The Conch Republic actively maintains an Army, Navy, and Air Force whose primary duties are to help re-enact the Great Sea Battle of 1982 and the retaking of Fort Zachary Taylor. The Navy comprises no fewer than 10 civilian boats and the schooner Wolf under the command of Admiral Finbar Gittelman.
The Army consists of the 1st Conch Artillery, garrisoned in Fort Taylor. The Conch Republic Air Force has more than a dozen appointed aircraft in its fleet.
The Conch Republic celebrates Independence Day every April 23 as part of a week-long festival of activities involving numerous businesses in Key West. The organization — a “Sovereign State of Mind”, seeking only to bring more “Humor, Warmth and Respect” to a world in sore need of all three according to its Secretary General, Peter Anderson — is a key tourism booster for the area.
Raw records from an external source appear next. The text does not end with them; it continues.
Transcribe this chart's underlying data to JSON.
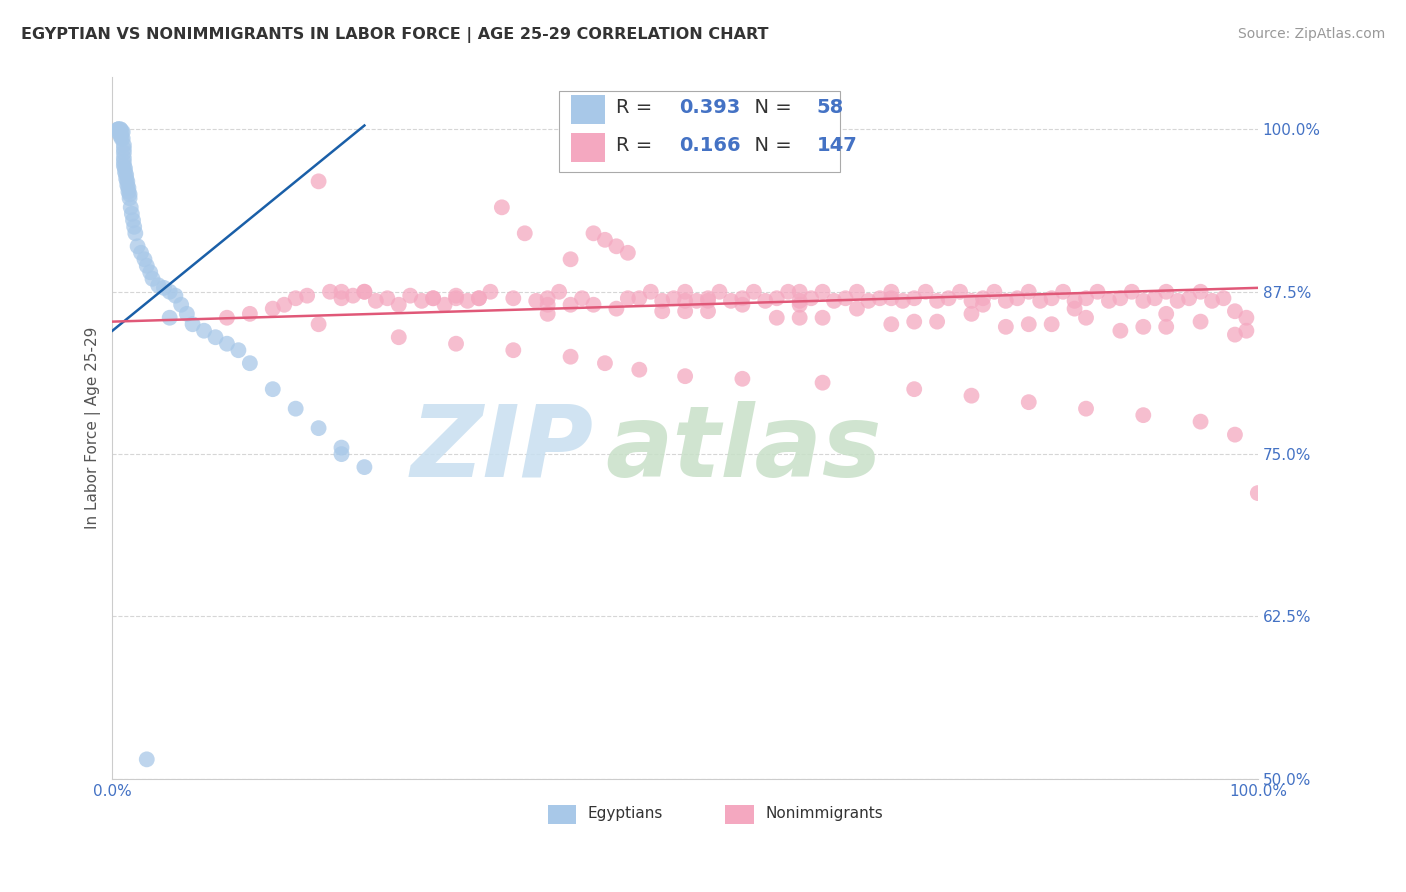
{
  "title": "EGYPTIAN VS NONIMMIGRANTS IN LABOR FORCE | AGE 25-29 CORRELATION CHART",
  "source": "Source: ZipAtlas.com",
  "ylabel": "In Labor Force | Age 25-29",
  "xlim": [
    0.0,
    1.0
  ],
  "ylim": [
    0.5,
    1.04
  ],
  "yticks": [
    0.5,
    0.625,
    0.75,
    0.875,
    1.0
  ],
  "ytick_labels": [
    "50.0%",
    "62.5%",
    "75.0%",
    "87.5%",
    "100.0%"
  ],
  "xtick_labels": [
    "0.0%",
    "",
    "",
    "",
    "",
    "",
    "",
    "",
    "",
    "",
    "100.0%"
  ],
  "legend_R_egyptian": "0.393",
  "legend_N_egyptian": "58",
  "legend_R_nonimmigrant": "0.166",
  "legend_N_nonimmigrant": "147",
  "egyptian_color": "#a8c8e8",
  "nonimmigrant_color": "#f4a8c0",
  "egyptian_line_color": "#1a5fa8",
  "nonimmigrant_line_color": "#e05878",
  "background_color": "#ffffff",
  "grid_color": "#cccccc",
  "title_color": "#333333",
  "axis_color": "#4472c4",
  "watermark_zip_color": "#c8dff0",
  "watermark_atlas_color": "#c8e0c8",
  "egy_line_x": [
    0.0,
    0.22
  ],
  "egy_line_y": [
    0.845,
    1.003
  ],
  "nim_line_x": [
    0.0,
    1.0
  ],
  "nim_line_y": [
    0.852,
    0.878
  ],
  "egy_x": [
    0.005,
    0.005,
    0.005,
    0.005,
    0.007,
    0.007,
    0.007,
    0.008,
    0.008,
    0.009,
    0.009,
    0.01,
    0.01,
    0.01,
    0.01,
    0.01,
    0.01,
    0.011,
    0.011,
    0.012,
    0.012,
    0.013,
    0.013,
    0.014,
    0.014,
    0.015,
    0.015,
    0.016,
    0.017,
    0.018,
    0.019,
    0.02,
    0.022,
    0.025,
    0.028,
    0.03,
    0.033,
    0.035,
    0.04,
    0.045,
    0.05,
    0.055,
    0.06,
    0.065,
    0.07,
    0.08,
    0.09,
    0.1,
    0.11,
    0.12,
    0.14,
    0.16,
    0.18,
    0.2,
    0.22,
    0.2,
    0.05,
    0.03
  ],
  "egy_y": [
    1.0,
    1.0,
    1.0,
    0.998,
    1.0,
    1.0,
    0.995,
    0.998,
    0.993,
    0.998,
    0.993,
    0.988,
    0.985,
    0.982,
    0.978,
    0.975,
    0.972,
    0.97,
    0.967,
    0.965,
    0.962,
    0.96,
    0.957,
    0.955,
    0.952,
    0.95,
    0.947,
    0.94,
    0.935,
    0.93,
    0.925,
    0.92,
    0.91,
    0.905,
    0.9,
    0.895,
    0.89,
    0.885,
    0.88,
    0.878,
    0.875,
    0.872,
    0.865,
    0.858,
    0.85,
    0.845,
    0.84,
    0.835,
    0.83,
    0.82,
    0.8,
    0.785,
    0.77,
    0.755,
    0.74,
    0.75,
    0.855,
    0.515
  ],
  "nim_x": [
    0.1,
    0.12,
    0.14,
    0.15,
    0.16,
    0.17,
    0.18,
    0.19,
    0.2,
    0.21,
    0.22,
    0.23,
    0.24,
    0.25,
    0.26,
    0.27,
    0.28,
    0.29,
    0.3,
    0.31,
    0.32,
    0.33,
    0.34,
    0.35,
    0.36,
    0.37,
    0.38,
    0.39,
    0.4,
    0.41,
    0.42,
    0.43,
    0.44,
    0.45,
    0.46,
    0.47,
    0.48,
    0.49,
    0.5,
    0.51,
    0.52,
    0.53,
    0.54,
    0.55,
    0.56,
    0.57,
    0.58,
    0.59,
    0.6,
    0.61,
    0.62,
    0.63,
    0.64,
    0.65,
    0.66,
    0.67,
    0.68,
    0.69,
    0.7,
    0.71,
    0.72,
    0.73,
    0.74,
    0.75,
    0.76,
    0.77,
    0.78,
    0.79,
    0.8,
    0.81,
    0.82,
    0.83,
    0.84,
    0.85,
    0.86,
    0.87,
    0.88,
    0.89,
    0.9,
    0.91,
    0.92,
    0.93,
    0.94,
    0.95,
    0.96,
    0.97,
    0.98,
    0.99,
    1.0,
    0.18,
    0.25,
    0.3,
    0.35,
    0.4,
    0.43,
    0.46,
    0.5,
    0.55,
    0.62,
    0.7,
    0.75,
    0.8,
    0.85,
    0.9,
    0.95,
    0.98,
    0.38,
    0.44,
    0.52,
    0.6,
    0.68,
    0.76,
    0.84,
    0.92,
    0.22,
    0.32,
    0.42,
    0.52,
    0.62,
    0.72,
    0.82,
    0.92,
    0.28,
    0.38,
    0.48,
    0.58,
    0.68,
    0.78,
    0.88,
    0.98,
    0.2,
    0.3,
    0.4,
    0.5,
    0.6,
    0.7,
    0.8,
    0.9,
    0.99,
    0.55,
    0.65,
    0.75,
    0.85,
    0.95,
    0.45,
    0.5,
    0.6
  ],
  "nim_y": [
    0.855,
    0.858,
    0.862,
    0.865,
    0.87,
    0.872,
    0.96,
    0.875,
    0.87,
    0.872,
    0.875,
    0.868,
    0.87,
    0.865,
    0.872,
    0.868,
    0.87,
    0.865,
    0.872,
    0.868,
    0.87,
    0.875,
    0.94,
    0.87,
    0.92,
    0.868,
    0.87,
    0.875,
    0.9,
    0.87,
    0.92,
    0.915,
    0.91,
    0.905,
    0.87,
    0.875,
    0.868,
    0.87,
    0.875,
    0.868,
    0.87,
    0.875,
    0.868,
    0.87,
    0.875,
    0.868,
    0.87,
    0.875,
    0.868,
    0.87,
    0.875,
    0.868,
    0.87,
    0.875,
    0.868,
    0.87,
    0.875,
    0.868,
    0.87,
    0.875,
    0.868,
    0.87,
    0.875,
    0.868,
    0.87,
    0.875,
    0.868,
    0.87,
    0.875,
    0.868,
    0.87,
    0.875,
    0.868,
    0.87,
    0.875,
    0.868,
    0.87,
    0.875,
    0.868,
    0.87,
    0.875,
    0.868,
    0.87,
    0.875,
    0.868,
    0.87,
    0.86,
    0.855,
    0.72,
    0.85,
    0.84,
    0.835,
    0.83,
    0.825,
    0.82,
    0.815,
    0.81,
    0.808,
    0.805,
    0.8,
    0.795,
    0.79,
    0.785,
    0.78,
    0.775,
    0.765,
    0.858,
    0.862,
    0.868,
    0.875,
    0.87,
    0.865,
    0.862,
    0.858,
    0.875,
    0.87,
    0.865,
    0.86,
    0.855,
    0.852,
    0.85,
    0.848,
    0.87,
    0.865,
    0.86,
    0.855,
    0.85,
    0.848,
    0.845,
    0.842,
    0.875,
    0.87,
    0.865,
    0.86,
    0.855,
    0.852,
    0.85,
    0.848,
    0.845,
    0.865,
    0.862,
    0.858,
    0.855,
    0.852,
    0.87,
    0.868,
    0.865
  ]
}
Through their website, the Republic issues souvenir passports. These are issued as souvenirs, but some have evidently bought them in the mistaken belief they are legitimate travel and identity documents.
The Conch Republic is alive and well in Key West. When you visit Key West you see all kinds of references to the “Conch Republic.” Most tourists write it off as a quirky nickname. Very few of them understand the Conch Republic is real – well, sort of.
As a result of my volunteer work on the Coast Guard Cutter Ingham Museum it was my honor and privilege to be certified as a Deck Officer in the Navy of the Conch Republic. Yes, Key West is a unique place to visit and I encourage you to put it on your list of places to explore!